Образчиком его хозяйства можно взять следующий факт. В конце пятьдесят девятого года, спустя много времени после издания инвентарей, он скупил крестьян для переселения в какую-то отдаленную пустошь. Задумано — сделано: получается известие, что крестьяне дошли благополучно, но тут же объясняется, что крестьянам жить негде, «что, мол, надоть строиться». Как быть? Денег — ни полушки (крестьяне были скуплены на сроки), а сторона тамошняя вдобавок не лесная. Подумал-подумал Николай Васильевич и отправился в английский магазин выписывать для двухсот переселенных душ непромокаемые палатки. Английский магазин охотно верит на векселя и обещается ждать, но не ждет зима!

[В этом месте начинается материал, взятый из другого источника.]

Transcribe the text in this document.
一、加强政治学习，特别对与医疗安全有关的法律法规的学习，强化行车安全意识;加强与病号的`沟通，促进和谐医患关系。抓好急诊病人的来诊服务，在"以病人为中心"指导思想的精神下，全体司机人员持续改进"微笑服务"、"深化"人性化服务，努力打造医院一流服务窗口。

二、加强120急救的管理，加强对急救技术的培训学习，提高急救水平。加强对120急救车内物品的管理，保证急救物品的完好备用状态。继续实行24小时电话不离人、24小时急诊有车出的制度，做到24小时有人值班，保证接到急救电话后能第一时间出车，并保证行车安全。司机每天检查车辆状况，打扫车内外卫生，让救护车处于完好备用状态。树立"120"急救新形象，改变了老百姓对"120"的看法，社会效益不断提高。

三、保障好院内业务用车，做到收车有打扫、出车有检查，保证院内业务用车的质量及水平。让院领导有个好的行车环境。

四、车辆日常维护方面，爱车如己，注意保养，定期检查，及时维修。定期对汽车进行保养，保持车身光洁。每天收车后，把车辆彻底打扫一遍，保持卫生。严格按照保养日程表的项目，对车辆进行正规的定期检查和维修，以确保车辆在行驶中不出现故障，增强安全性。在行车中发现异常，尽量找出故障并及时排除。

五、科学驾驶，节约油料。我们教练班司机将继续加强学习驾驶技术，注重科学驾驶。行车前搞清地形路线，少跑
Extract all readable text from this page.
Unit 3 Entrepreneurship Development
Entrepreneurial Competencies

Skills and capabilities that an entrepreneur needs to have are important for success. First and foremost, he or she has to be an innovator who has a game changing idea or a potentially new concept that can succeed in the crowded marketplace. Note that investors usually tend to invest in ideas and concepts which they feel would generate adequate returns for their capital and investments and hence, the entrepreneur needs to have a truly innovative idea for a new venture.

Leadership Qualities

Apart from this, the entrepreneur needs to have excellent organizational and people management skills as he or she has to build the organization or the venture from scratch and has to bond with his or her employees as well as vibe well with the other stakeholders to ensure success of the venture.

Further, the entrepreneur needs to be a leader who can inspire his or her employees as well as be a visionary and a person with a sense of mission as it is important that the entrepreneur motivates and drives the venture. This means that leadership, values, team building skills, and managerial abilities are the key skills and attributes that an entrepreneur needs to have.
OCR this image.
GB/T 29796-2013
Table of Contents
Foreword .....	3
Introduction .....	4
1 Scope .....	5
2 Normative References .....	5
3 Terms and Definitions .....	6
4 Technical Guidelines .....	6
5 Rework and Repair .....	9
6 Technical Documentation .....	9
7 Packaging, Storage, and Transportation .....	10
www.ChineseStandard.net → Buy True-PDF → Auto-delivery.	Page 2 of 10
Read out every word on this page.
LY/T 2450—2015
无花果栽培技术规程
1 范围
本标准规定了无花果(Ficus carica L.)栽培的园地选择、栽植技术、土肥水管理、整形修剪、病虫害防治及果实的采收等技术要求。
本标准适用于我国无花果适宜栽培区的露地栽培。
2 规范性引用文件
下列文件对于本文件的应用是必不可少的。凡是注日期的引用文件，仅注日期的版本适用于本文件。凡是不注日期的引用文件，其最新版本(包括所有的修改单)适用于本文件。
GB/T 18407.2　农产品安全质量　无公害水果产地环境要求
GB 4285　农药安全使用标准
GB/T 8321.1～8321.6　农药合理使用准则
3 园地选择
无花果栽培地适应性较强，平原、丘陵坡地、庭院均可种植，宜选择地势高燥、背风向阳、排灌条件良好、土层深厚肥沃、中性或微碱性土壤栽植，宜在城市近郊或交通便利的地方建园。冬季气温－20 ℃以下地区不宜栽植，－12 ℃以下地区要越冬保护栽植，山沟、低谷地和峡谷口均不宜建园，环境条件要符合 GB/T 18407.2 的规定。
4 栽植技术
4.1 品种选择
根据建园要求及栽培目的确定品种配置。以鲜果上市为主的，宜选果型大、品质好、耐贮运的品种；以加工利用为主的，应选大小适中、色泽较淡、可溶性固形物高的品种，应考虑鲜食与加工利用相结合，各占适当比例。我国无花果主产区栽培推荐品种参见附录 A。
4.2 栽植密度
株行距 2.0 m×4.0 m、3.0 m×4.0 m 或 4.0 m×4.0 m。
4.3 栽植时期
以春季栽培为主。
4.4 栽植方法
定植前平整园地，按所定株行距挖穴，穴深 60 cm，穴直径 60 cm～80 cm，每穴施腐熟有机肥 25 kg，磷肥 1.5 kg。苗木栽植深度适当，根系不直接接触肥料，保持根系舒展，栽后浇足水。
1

В непромокаемых палатках, несмотря на тесноту, крестьяне мерзнут. «Ces pauvres gens»[129], — думает Николай Васильевич и посылает переселенцам вновь изобретенные, патентованные переносные печи… Кончается дело вмешательством опеки… Далее Николай Васильевич пускается уже на фокусы: какой-то делец от Иверских ворот берется доказать, что, выдавая векселя английскому магазину, он был не в своем уме; но ничего не помогло: имения, а в том числе и переселенцы, затрещали. К счастью, Катерина Федоровна вовремя перестала увлекаться мужниными способностями, ежеминутно перед нею разоблачающимися, и взялась за ум: Ненашево уцелело.
Становилось, однако, поздно: Наденька уже раза два зевнула потихоньку, а Николай Васильевич то и дело закрывал глаза. В деревне рано кончается день. Я мигнул Куроедову, тот понял и встал.
— Куда же вы? — спросил старик.
— Время спать, — сказал он, — пора до дому.
— Что ж, что время?
— Завтра рано на работы нужно.
— Что ж, что рано?
Наденька вышла проводить нас на крыльцо.
— Будете завтра? — спросила она Куроедова.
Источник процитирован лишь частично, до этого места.